So when I became interested in photography and further being inspired by the work that I saw of Ansel and others, it was a natural extension to go back to these places that I knew as a kid and explore them with my camera.
When the object that is produced, the photographic image has the ability to make tears come to your eyes; to inspire you to the point where you have to catch your breath, then nothing else matters.
When I'm about ready to press the cable release on the View camera, I've tried to anticipate some of the challenges I'm going to encounter in the darkroom.
Whatever it takes to get the image to reach that level is what that photographer needs to do. And for me, I just have such a love of the tactile and sensuous quality of a black and white silver gelatin print.
Today my passion is still black and white. Today if I have an array of cameras in front of me the one I would reach for that I would feel most comfortable with would be a 4 X 5 View camera. I was once working in a sort of soft light situation.
There is a considerable amount of manipulation in the printmaking from the straight photograph to the finished print. If I do my job correctly that shouldn't be visible at all, it should be transparent.
We all start in this medium because of the magic and the challenge is to keep it going.

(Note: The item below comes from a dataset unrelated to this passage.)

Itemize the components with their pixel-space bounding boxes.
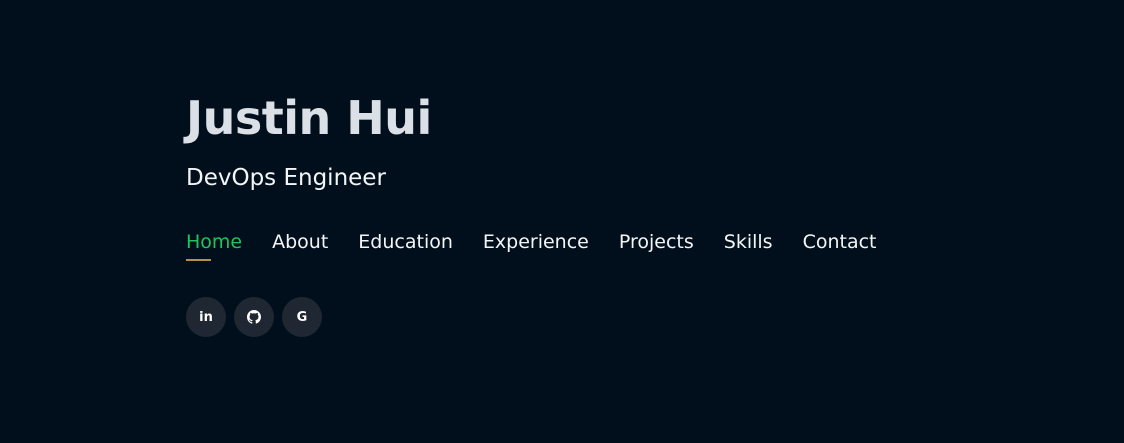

The first day at the power plant I found myself photographing some steam vents on the roof of the structure. And I remember consciously thinking that they were just like trees but they were metal.
In 1979, I received a phone call from Ansel Adams asking me if I would be willing to consider coming to work for him. I was teaching photography in Southern California at that point.
So to me it's very similar in terms of trying to distill within the image, those elements that are gonna form, hopefully, a compelling visual statement.
One of the workshop participants had shown me a single 8 X 10 photograph of a power plant where he actually was the general manager of this power cooperative. It was quite magical to me.
It was an experience that was exceptional. People frequently ask what it was like and it truly was inspiring. Sometimes during his lifetime, people would try and put him on a pedestal and that's not where he wanted to be, but he was really a great individual.
It was amazing to watch him in the darkroom at an advanced age, still get excited when the results were pleasing. He still struggled like we all do in the darkroom and he struggled behind the camera, and when he had a success he was beaming.
It had rained on some vivid green ferns in Maine and it was quite beautiful. I was moving the camera slightly and studying the ground glass. Looking at those 20 square inches, trying to find out just what were the right elements to include.
In my mind I needed a symbol of today's technology, and I realized that what I wanted to photograph was the Space Shuttle. And so that's where Places of Power came into being.